Mitch Dunford has been a member of the high priests group in the Santee First Ward, Santee California Stake, for most of the 11 years he has lived there. “Our high priests group has studied the scriptures together and done missionary work together,” he says. “We’ve given blessings to each other and to others’ family members. Our camaraderie is a natural outgrowth of helping each other honor callings in the priesthood.”
On the night of Sunday, October 26, 2003, the high priests in the Santee stake, along with most residents of San Diego County, found themselves under attack by the largest wildfire in the history of California. For nearly 24 hours, 50- to 70-mile-per-hour (80- to 110-km-per-hour) winds had pushed 100-foot (30-m) flames and burned hundreds of homes, killing 13 people.
Mitch Dunford stood alone in the hills behind his home with a garden hose in one hand and a shovel in the other. Earlier he had taken his wife, Cathy, and their five children to a hotel. When the evacuation order was lifted, he returned home to see what he could do.

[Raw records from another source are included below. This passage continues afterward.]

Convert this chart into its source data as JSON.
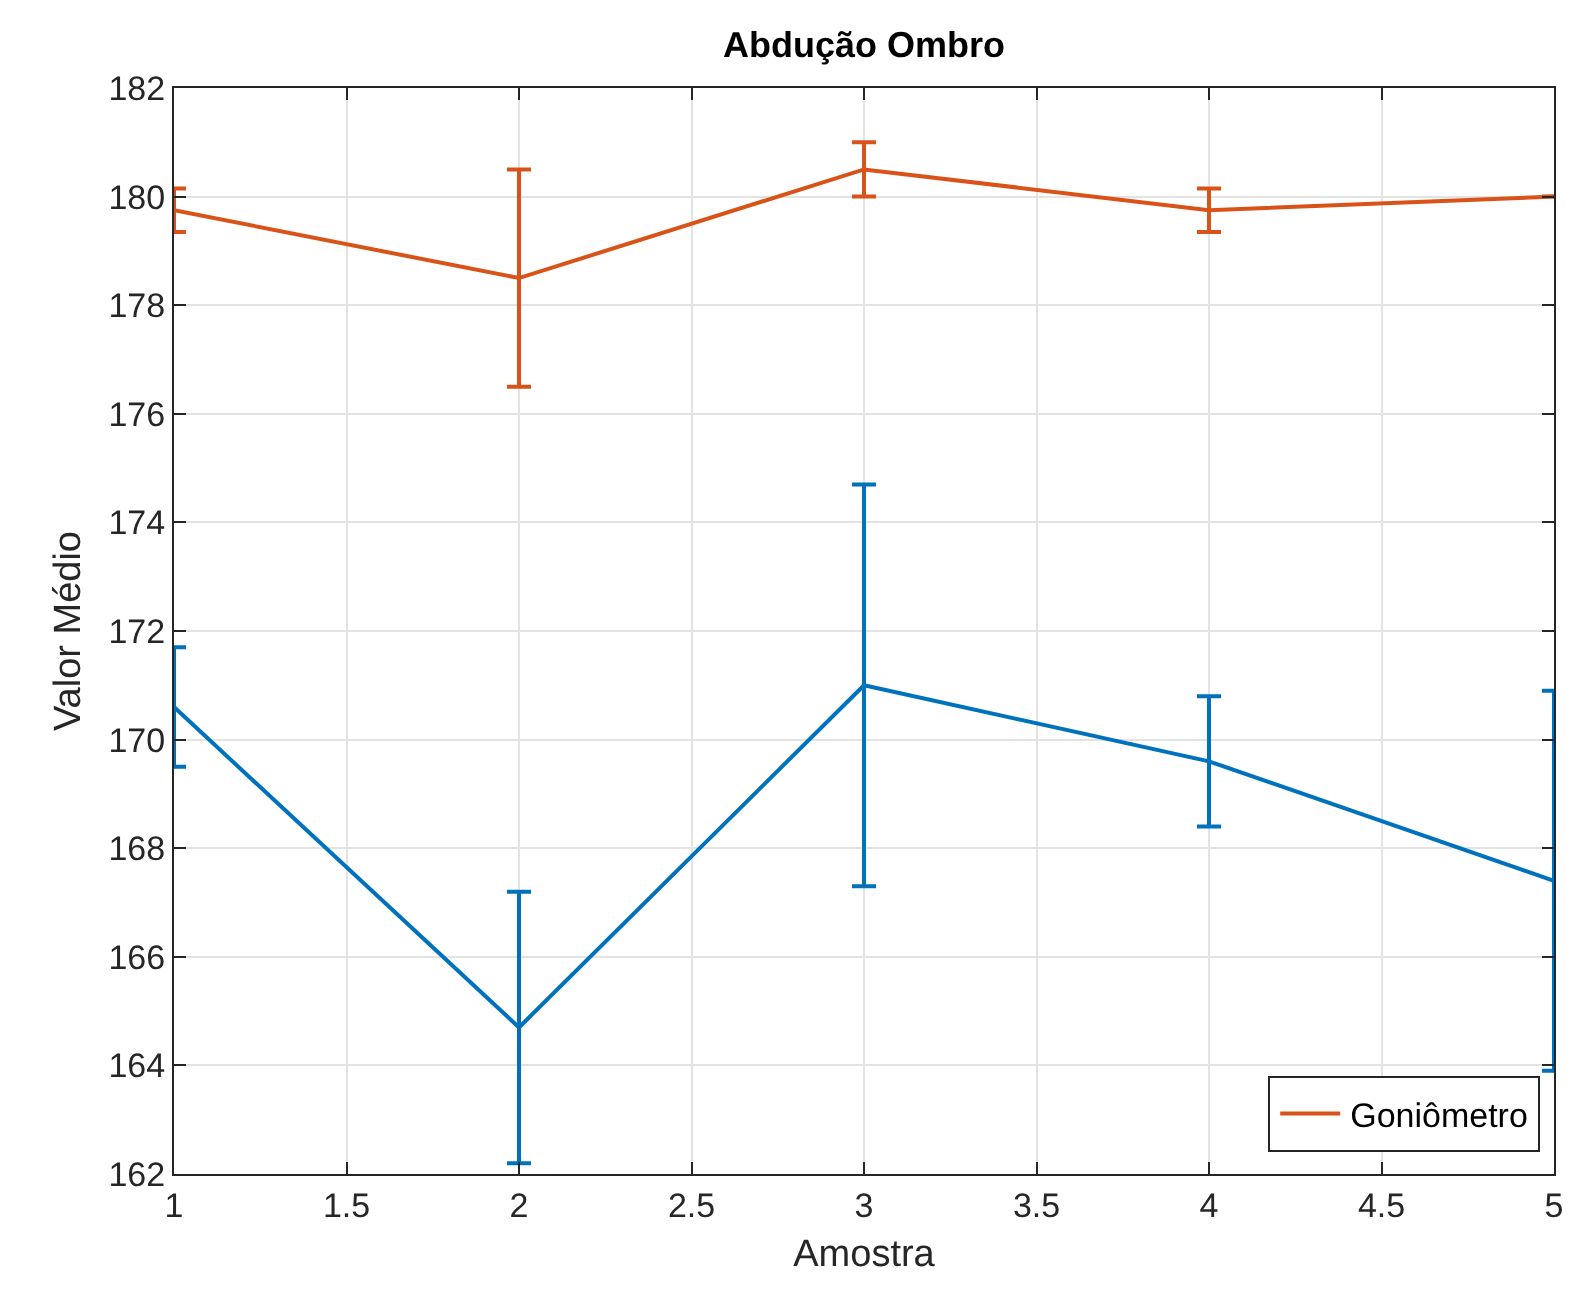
{
  "chart_data": {
    "type": "line",
    "title": "Abdução Ombro",
    "xlabel": "Amostra",
    "ylabel": "Valor Médio",
    "x": [
      1,
      2,
      3,
      4,
      5
    ],
    "series": [
      {
        "color": "#0072bd",
        "values": [
          170.6,
          164.7,
          171.0,
          169.6,
          167.4
        ],
        "errors": [
          1.1,
          2.5,
          3.7,
          1.2,
          3.5
        ]
      },
      {
        "name": "Goniômetro",
        "color": "#d95319",
        "values": [
          179.75,
          178.5,
          180.5,
          179.75,
          180
        ],
        "errors": [
          0.4,
          2.0,
          0.5,
          0.4,
          null
        ]
      }
    ],
    "xlim": [
      1,
      5
    ],
    "xticks": [
      1,
      1.5,
      2,
      2.5,
      3,
      3.5,
      4,
      4.5,
      5
    ],
    "ylim": [
      162,
      182
    ],
    "yticks": [
      162,
      164,
      166,
      168,
      170,
      172,
      174,
      176,
      178,
      180,
      182
    ],
    "grid": true,
    "legend": "bottom right",
    "marker": "none",
    "line_style": "solid"
  }
}
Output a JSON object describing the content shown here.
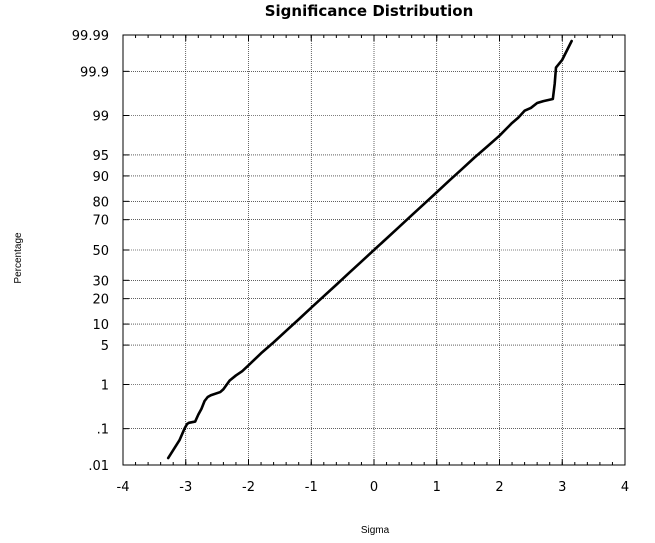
{
  "chart_data": {
    "type": "line",
    "title": "Significance Distribution",
    "xlabel": "Sigma",
    "ylabel": "Percentage",
    "xlim": [
      -4,
      4
    ],
    "ylim_percent": [
      0.01,
      99.99
    ],
    "y_scale": "normal-probability",
    "grid": true,
    "x_ticks": [
      -4,
      -3,
      -2,
      -1,
      0,
      1,
      2,
      3,
      4
    ],
    "y_ticks": [
      {
        "label": ".01",
        "value": 0.01
      },
      {
        "label": ".1",
        "value": 0.1
      },
      {
        "label": "1",
        "value": 1
      },
      {
        "label": "5",
        "value": 5
      },
      {
        "label": "10",
        "value": 10
      },
      {
        "label": "20",
        "value": 20
      },
      {
        "label": "30",
        "value": 30
      },
      {
        "label": "50",
        "value": 50
      },
      {
        "label": "70",
        "value": 70
      },
      {
        "label": "80",
        "value": 80
      },
      {
        "label": "90",
        "value": 90
      },
      {
        "label": "95",
        "value": 95
      },
      {
        "label": "99",
        "value": 99
      },
      {
        "label": "99.9",
        "value": 99.9
      },
      {
        "label": "99.99",
        "value": 99.99
      }
    ],
    "series": [
      {
        "color": "#000000",
        "x": [
          -3.28,
          -3.1,
          -3.02,
          -2.98,
          -2.95,
          -2.85,
          -2.8,
          -2.75,
          -2.7,
          -2.65,
          -2.6,
          -2.45,
          -2.4,
          -2.3,
          -2.2,
          -2.1,
          -2.0,
          -1.8,
          -1.6,
          -1.4,
          -1.2,
          -1.0,
          -0.8,
          -0.6,
          -0.4,
          -0.2,
          0.0,
          0.2,
          0.4,
          0.6,
          0.8,
          1.0,
          1.2,
          1.4,
          1.6,
          1.8,
          2.0,
          2.2,
          2.3,
          2.4,
          2.5,
          2.6,
          2.7,
          2.85,
          2.88,
          2.9,
          3.0,
          3.15
        ],
        "y": [
          0.016,
          0.05,
          0.1,
          0.13,
          0.14,
          0.15,
          0.22,
          0.3,
          0.45,
          0.55,
          0.6,
          0.7,
          0.8,
          1.2,
          1.5,
          1.8,
          2.3,
          3.7,
          5.5,
          8.1,
          11.5,
          15.9,
          21.2,
          27.4,
          34.5,
          42.1,
          50.0,
          57.9,
          65.5,
          72.6,
          78.8,
          84.1,
          88.5,
          91.9,
          94.5,
          96.3,
          97.6,
          98.6,
          98.9,
          99.2,
          99.3,
          99.45,
          99.5,
          99.55,
          99.8,
          99.92,
          99.95,
          99.985
        ]
      }
    ]
  }
}
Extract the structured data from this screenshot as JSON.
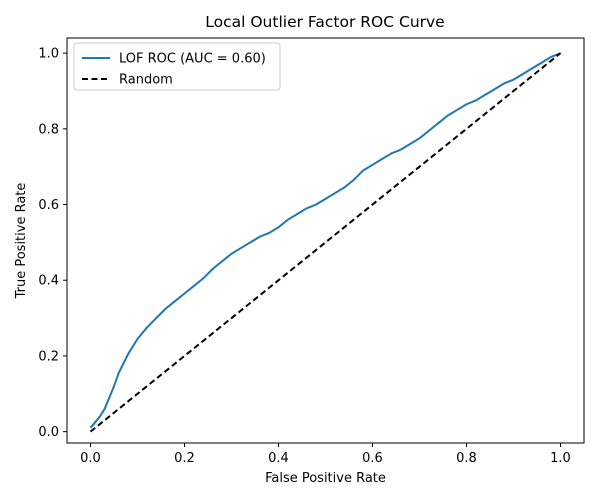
{
  "chart_data": {
    "type": "line",
    "title": "Local Outlier Factor ROC Curve",
    "xlabel": "False Positive Rate",
    "ylabel": "True Positive Rate",
    "xlim": [
      -0.05,
      1.05
    ],
    "ylim": [
      -0.03,
      1.04
    ],
    "xticks": [
      0.0,
      0.2,
      0.4,
      0.6,
      0.8,
      1.0
    ],
    "xtick_labels": [
      "0.0",
      "0.2",
      "0.4",
      "0.6",
      "0.8",
      "1.0"
    ],
    "yticks": [
      0.0,
      0.2,
      0.4,
      0.6,
      0.8,
      1.0
    ],
    "ytick_labels": [
      "0.0",
      "0.2",
      "0.4",
      "0.6",
      "0.8",
      "1.0"
    ],
    "grid": false,
    "legend_position": "top-left",
    "series": [
      {
        "name": "LOF ROC (AUC = 0.60)",
        "color": "#1f77b4",
        "style": "solid",
        "x": [
          0.0,
          0.01,
          0.02,
          0.03,
          0.04,
          0.05,
          0.06,
          0.07,
          0.08,
          0.09,
          0.1,
          0.12,
          0.14,
          0.16,
          0.18,
          0.2,
          0.22,
          0.24,
          0.26,
          0.28,
          0.3,
          0.32,
          0.34,
          0.36,
          0.38,
          0.4,
          0.42,
          0.44,
          0.46,
          0.48,
          0.5,
          0.52,
          0.54,
          0.56,
          0.58,
          0.6,
          0.62,
          0.64,
          0.66,
          0.68,
          0.7,
          0.72,
          0.74,
          0.76,
          0.78,
          0.8,
          0.82,
          0.84,
          0.86,
          0.88,
          0.9,
          0.92,
          0.94,
          0.96,
          0.98,
          1.0
        ],
        "y": [
          0.01,
          0.025,
          0.04,
          0.06,
          0.09,
          0.12,
          0.155,
          0.18,
          0.205,
          0.225,
          0.245,
          0.275,
          0.3,
          0.325,
          0.345,
          0.365,
          0.385,
          0.405,
          0.43,
          0.45,
          0.47,
          0.485,
          0.5,
          0.515,
          0.525,
          0.54,
          0.56,
          0.575,
          0.59,
          0.6,
          0.615,
          0.63,
          0.645,
          0.665,
          0.69,
          0.705,
          0.72,
          0.735,
          0.745,
          0.76,
          0.775,
          0.795,
          0.815,
          0.835,
          0.85,
          0.865,
          0.875,
          0.89,
          0.905,
          0.92,
          0.93,
          0.945,
          0.96,
          0.975,
          0.99,
          1.0
        ]
      },
      {
        "name": "Random",
        "color": "#000000",
        "style": "dashed",
        "x": [
          0.0,
          1.0
        ],
        "y": [
          0.0,
          1.0
        ]
      }
    ]
  }
}
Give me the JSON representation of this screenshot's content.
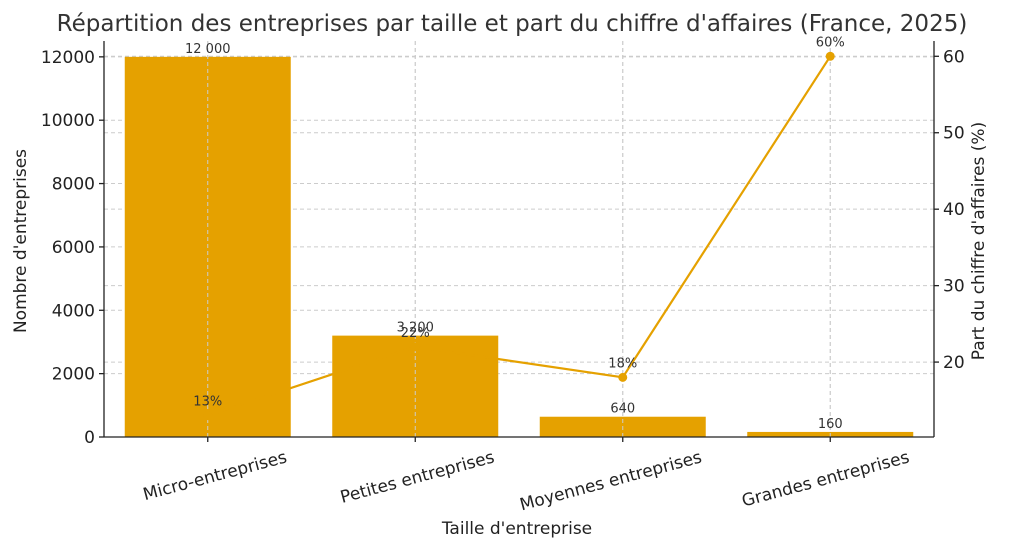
{
  "chart_data": {
    "type": "bar",
    "title": "Répartition des entreprises par taille et part du chiffre d'affaires (France, 2025)",
    "xlabel": "Taille d'entreprise",
    "ylabel": "Nombre d'entreprises",
    "y2label": "Part du chiffre d'affaires (%)",
    "categories": [
      "Micro-entreprises",
      "Petites entreprises",
      "Moyennes entreprises",
      "Grandes entreprises"
    ],
    "ylim": [
      0,
      12500
    ],
    "y_ticks": [
      0,
      2000,
      4000,
      6000,
      8000,
      10000,
      12000
    ],
    "y2lim": [
      10.2,
      62
    ],
    "y2_ticks": [
      20,
      30,
      40,
      50,
      60
    ],
    "grid": true,
    "series": [
      {
        "kind": "bar",
        "axis": "left",
        "values": [
          12000,
          3200,
          640,
          160
        ],
        "labels": [
          "12 000",
          "3 200",
          "640",
          "160"
        ],
        "color": "#E5A100"
      },
      {
        "kind": "line",
        "axis": "right",
        "values": [
          13,
          22,
          18,
          60
        ],
        "labels": [
          "13%",
          "22%",
          "18%",
          "60%"
        ],
        "color": "#E5A100"
      }
    ]
  }
}
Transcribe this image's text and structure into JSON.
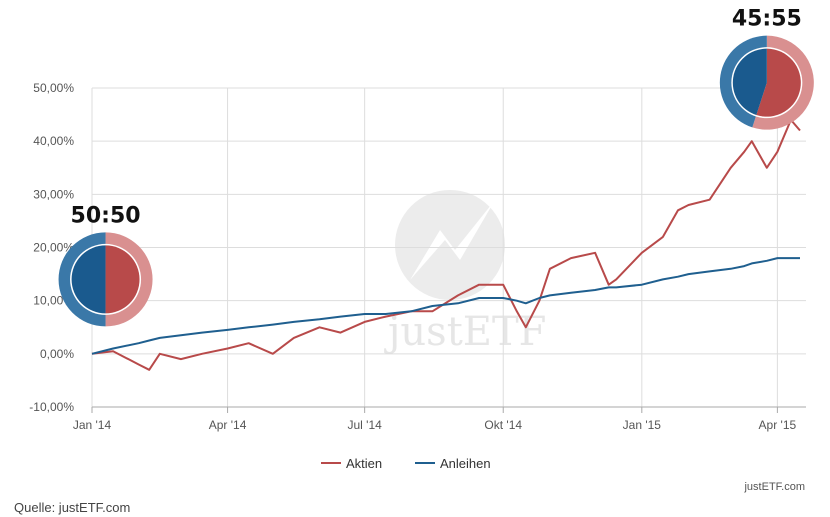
{
  "chart_data": {
    "type": "line",
    "x_tick_labels": [
      "Jan '14",
      "Apr '14",
      "Jul '14",
      "Okt '14",
      "Jan '15",
      "Apr '15"
    ],
    "x": [
      "2014-01-01",
      "2014-01-15",
      "2014-02-01",
      "2014-02-08",
      "2014-02-15",
      "2014-03-01",
      "2014-03-15",
      "2014-04-01",
      "2014-04-15",
      "2014-05-01",
      "2014-05-15",
      "2014-06-01",
      "2014-06-15",
      "2014-07-01",
      "2014-07-15",
      "2014-08-01",
      "2014-08-15",
      "2014-09-01",
      "2014-09-15",
      "2014-10-01",
      "2014-10-10",
      "2014-10-16",
      "2014-10-25",
      "2014-11-01",
      "2014-11-15",
      "2014-12-01",
      "2014-12-10",
      "2014-12-15",
      "2015-01-01",
      "2015-01-15",
      "2015-01-25",
      "2015-02-01",
      "2015-02-15",
      "2015-03-01",
      "2015-03-10",
      "2015-03-15",
      "2015-03-25",
      "2015-04-01",
      "2015-04-10",
      "2015-04-16"
    ],
    "y_tick_labels": [
      "-10,00%",
      "0,00%",
      "10,00%",
      "20,00%",
      "30,00%",
      "40,00%",
      "50,00%"
    ],
    "ylim": [
      -10,
      50
    ],
    "series": [
      {
        "name": "Aktien",
        "color": "#b84a4a",
        "values": [
          0,
          0.5,
          -2,
          -3,
          0,
          -1,
          0,
          1,
          2,
          0,
          3,
          5,
          4,
          6,
          7,
          8,
          8,
          11,
          13,
          13,
          8,
          5,
          10,
          16,
          18,
          19,
          13,
          14,
          19,
          22,
          27,
          28,
          29,
          35,
          38,
          40,
          35,
          38,
          44,
          42
        ]
      },
      {
        "name": "Anleihen",
        "color": "#1f5f8f",
        "values": [
          0,
          1,
          2,
          2.5,
          3,
          3.5,
          4,
          4.5,
          5,
          5.5,
          6,
          6.5,
          7,
          7.5,
          7.5,
          8,
          9,
          9.5,
          10.5,
          10.5,
          10,
          9.5,
          10.5,
          11,
          11.5,
          12,
          12.5,
          12.5,
          13,
          14,
          14.5,
          15,
          15.5,
          16,
          16.5,
          17,
          17.5,
          18,
          18,
          18
        ]
      }
    ],
    "grid": true,
    "legend": "bottom-center",
    "annotations": [
      {
        "label": "50:50",
        "x": "2014-01-10",
        "y": 14,
        "stock_share": 0.5
      },
      {
        "label": "45:55",
        "x": "2015-03-25",
        "y": 51,
        "stock_share": 0.55
      }
    ],
    "credit": "justETF.com",
    "watermark": "justETF"
  },
  "footer": {
    "source": "Quelle: justETF.com"
  },
  "style": {
    "gridline_color": "#dddddd",
    "axis_color": "#aaaaaa",
    "stock_light": "#d99090",
    "stock_dark": "#b84a4a",
    "bond_light": "#3a78a8",
    "bond_dark": "#1a5a8e"
  }
}
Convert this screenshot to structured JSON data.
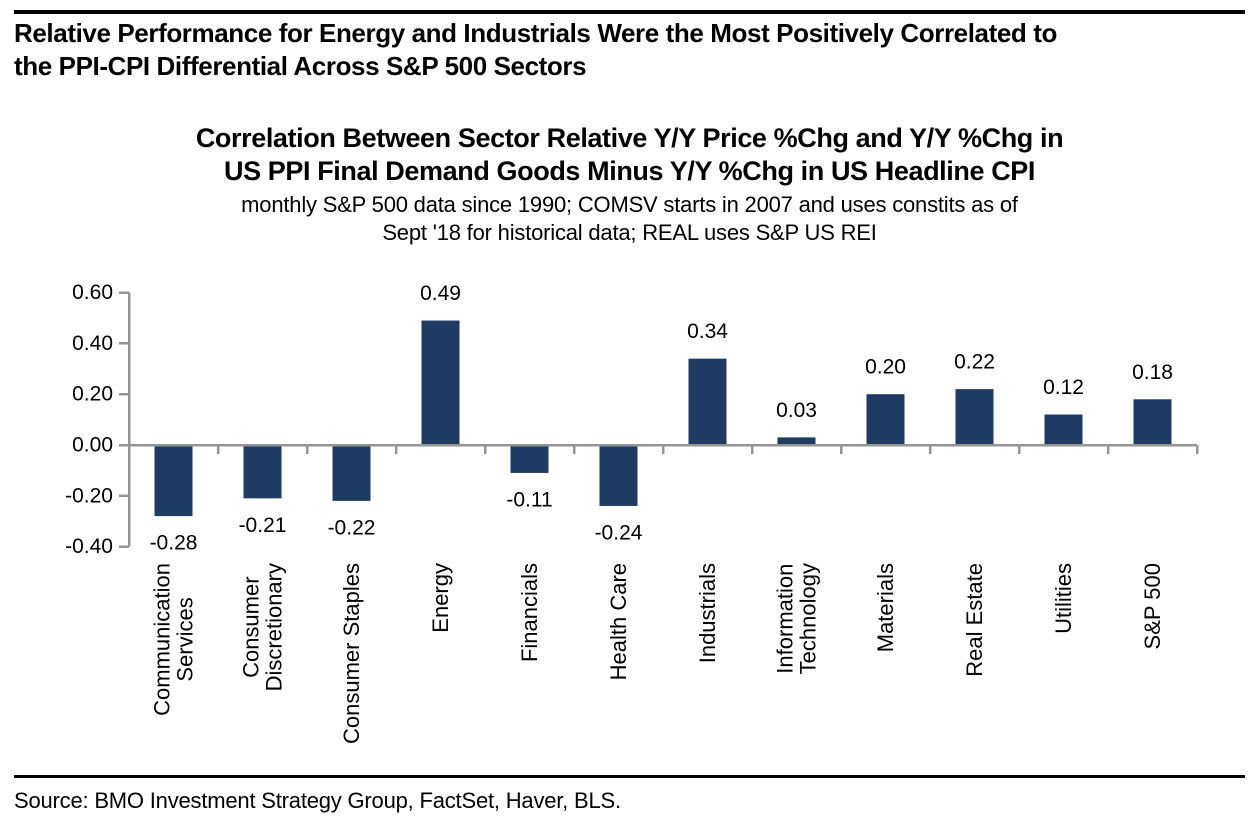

“The fire was 4 feet [1.2 m] high and 30 feet [9 m] wide,” says Brother Dunford. “It was coming from two directions. It was so quiet. I just stood there, wondering if I could really stop this fire by myself.”
Meanwhile, stake president Chris Allred was atop the stake center with binoculars. With flames coming toward the Dunfords’ house, he began making phone calls.
“I was alone,” says Brother Dunford, with more than a little emotion in his voice, “and then one by one they came—the ‘boys’ from the quorum and their sons, each with a shovel. I was overwhelmed, yet it seemed just the way it ought to be.”
Fifteen minutes later the first wave of fire swept through.
“We beat the fire down and tossed dirt on it,” says Steven Schimpf, 15, who came with his dad, Bishop Randall Schimpf.
After the first wave was out, the second wave came. They beat back that one too.
A news cameraman climbed up to the group and was amazed to discover they were just some men and boys from a church helping one of their own.
“It was touching to have our home saved by my priesthood brethren,” says Brother Dunford. “It is so typical of the way they are. My neighbors couldn’t believe all those men and boys just showed up to help. But we know it’s what you do when you’re a member of a priesthood quorum.”